About Me

I am a theoretical physicist and computational materials scientist, currently a final-year PhD student in the Department of Physics as part of the Centre for Doctoral Training in Modelling of Heterogeneous Systems at the University of Warwick, UK. Prior to beginning my PhD, I completed my undergraduate degree in physics at the University of Warwick.

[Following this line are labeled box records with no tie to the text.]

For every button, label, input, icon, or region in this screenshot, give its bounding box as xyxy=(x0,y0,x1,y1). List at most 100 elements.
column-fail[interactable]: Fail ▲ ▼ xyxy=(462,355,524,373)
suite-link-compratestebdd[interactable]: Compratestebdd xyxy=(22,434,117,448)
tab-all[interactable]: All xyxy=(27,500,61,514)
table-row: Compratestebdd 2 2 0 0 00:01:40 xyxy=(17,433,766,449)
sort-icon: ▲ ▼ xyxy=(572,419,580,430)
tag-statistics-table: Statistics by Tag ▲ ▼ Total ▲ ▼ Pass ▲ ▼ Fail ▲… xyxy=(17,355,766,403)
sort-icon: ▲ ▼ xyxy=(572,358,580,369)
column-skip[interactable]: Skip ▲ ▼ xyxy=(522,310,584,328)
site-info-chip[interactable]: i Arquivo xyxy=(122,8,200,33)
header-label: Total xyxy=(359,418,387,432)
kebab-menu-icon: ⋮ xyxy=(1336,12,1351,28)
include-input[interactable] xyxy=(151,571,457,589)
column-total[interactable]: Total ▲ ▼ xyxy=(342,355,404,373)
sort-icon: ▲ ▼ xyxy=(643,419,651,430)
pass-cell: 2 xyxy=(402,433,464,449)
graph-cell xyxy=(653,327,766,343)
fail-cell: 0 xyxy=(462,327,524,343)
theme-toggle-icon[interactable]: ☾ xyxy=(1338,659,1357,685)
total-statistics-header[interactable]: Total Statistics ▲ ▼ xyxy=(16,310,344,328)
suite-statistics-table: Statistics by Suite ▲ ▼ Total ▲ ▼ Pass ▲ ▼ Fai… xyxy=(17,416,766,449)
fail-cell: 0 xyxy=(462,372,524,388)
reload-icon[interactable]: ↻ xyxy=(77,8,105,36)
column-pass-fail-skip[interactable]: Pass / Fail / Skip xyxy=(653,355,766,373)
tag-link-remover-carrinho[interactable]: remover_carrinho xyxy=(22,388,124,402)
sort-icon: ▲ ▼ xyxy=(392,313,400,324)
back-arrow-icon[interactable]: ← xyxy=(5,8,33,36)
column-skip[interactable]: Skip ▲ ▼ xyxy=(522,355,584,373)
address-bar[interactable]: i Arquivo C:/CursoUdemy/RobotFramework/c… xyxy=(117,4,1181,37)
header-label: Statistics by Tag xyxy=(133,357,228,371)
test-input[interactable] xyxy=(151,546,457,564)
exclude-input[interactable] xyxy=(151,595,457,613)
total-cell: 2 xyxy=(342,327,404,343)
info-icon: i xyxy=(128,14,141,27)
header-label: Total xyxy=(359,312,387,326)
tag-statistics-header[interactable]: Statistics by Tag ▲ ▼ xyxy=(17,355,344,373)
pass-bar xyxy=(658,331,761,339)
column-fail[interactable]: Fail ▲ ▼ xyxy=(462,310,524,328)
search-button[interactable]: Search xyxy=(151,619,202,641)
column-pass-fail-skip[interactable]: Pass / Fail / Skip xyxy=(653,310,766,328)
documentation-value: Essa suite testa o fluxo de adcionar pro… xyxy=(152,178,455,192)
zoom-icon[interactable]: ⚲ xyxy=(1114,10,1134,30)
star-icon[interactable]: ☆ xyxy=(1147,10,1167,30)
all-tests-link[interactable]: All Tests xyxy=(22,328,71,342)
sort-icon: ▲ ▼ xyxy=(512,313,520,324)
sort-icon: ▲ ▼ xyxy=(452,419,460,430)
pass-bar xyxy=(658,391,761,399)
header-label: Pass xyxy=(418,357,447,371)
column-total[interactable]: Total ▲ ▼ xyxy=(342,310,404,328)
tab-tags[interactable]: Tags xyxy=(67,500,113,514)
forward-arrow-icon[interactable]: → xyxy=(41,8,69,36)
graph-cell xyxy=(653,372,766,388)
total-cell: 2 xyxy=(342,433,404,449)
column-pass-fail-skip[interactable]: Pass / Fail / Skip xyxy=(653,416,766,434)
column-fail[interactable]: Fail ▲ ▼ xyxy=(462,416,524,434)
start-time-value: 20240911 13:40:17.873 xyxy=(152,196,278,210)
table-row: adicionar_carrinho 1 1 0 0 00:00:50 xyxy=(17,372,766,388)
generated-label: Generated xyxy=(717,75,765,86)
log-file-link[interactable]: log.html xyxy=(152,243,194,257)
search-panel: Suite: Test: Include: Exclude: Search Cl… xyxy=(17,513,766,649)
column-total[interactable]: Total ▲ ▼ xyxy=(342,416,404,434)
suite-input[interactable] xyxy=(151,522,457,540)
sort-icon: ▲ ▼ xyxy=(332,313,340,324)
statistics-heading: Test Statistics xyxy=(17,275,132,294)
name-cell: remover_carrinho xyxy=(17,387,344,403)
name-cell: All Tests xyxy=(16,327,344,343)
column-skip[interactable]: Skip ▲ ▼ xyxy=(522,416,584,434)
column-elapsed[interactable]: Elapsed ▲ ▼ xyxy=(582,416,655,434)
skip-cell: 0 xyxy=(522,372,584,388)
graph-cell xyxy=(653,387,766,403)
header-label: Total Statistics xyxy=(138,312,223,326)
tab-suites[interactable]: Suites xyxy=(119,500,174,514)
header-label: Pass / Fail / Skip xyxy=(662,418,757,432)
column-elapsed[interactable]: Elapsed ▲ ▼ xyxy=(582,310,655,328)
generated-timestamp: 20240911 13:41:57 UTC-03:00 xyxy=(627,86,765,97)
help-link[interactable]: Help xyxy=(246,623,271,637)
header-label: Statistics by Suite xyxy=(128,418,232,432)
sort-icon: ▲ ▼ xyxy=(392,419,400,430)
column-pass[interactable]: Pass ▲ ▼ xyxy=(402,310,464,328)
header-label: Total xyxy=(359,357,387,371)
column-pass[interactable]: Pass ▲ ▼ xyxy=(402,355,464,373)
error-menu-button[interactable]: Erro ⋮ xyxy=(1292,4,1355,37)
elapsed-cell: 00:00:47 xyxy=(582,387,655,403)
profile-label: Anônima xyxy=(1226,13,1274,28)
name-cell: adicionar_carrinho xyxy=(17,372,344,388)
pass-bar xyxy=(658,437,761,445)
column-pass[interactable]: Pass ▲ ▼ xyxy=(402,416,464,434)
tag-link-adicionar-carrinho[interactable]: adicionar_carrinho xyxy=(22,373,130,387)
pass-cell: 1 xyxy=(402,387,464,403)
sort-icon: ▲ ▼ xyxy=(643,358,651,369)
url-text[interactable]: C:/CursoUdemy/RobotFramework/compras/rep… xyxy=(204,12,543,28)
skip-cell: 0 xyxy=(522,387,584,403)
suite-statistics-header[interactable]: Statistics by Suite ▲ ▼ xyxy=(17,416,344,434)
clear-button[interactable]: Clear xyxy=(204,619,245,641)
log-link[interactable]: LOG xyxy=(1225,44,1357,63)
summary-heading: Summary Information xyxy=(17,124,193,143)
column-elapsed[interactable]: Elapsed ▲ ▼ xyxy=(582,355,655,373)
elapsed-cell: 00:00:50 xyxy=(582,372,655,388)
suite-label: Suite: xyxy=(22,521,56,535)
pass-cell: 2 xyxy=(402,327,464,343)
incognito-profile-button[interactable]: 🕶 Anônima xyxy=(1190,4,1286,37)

My current research has two avenues:

  1. Wang-Landau sampling and alloy thermodynamics
    I develop scalable and parallelisable variants of the Wang-Landau algorithm for calculating densities of states in alloy systems. This includes analysing the efficiency of different parallelisation strategies, improving load balancing across energy windows, and applying flat-histogram sampling to high-entropy alloy thermodynamics.
Illustration of a low-temperature ordered high-entropy alloy (left), and of specific heat as wellas atomic short range order parameters for a high-entropy alloy (right).
Illustration of a low-temperature ordered high-entropy alloy (left), and of specific heat as wellas atomic short range order parameters for a high-entropy alloy (right).
  1. Machine learning for statistical physics
    I apply supervised machine-learning methods to characterise transition dynamics in many-body systems, with a focus on learning the committor function in the 2D Ising model. This work examines how neural networks capture physically meaningful structures and how they can be interpreted to provide insight into rare-event behaviour.

My broader interests include algorithms for statistical mechanics, high-performance scientific computing, and interpretable machine learning for physical systems.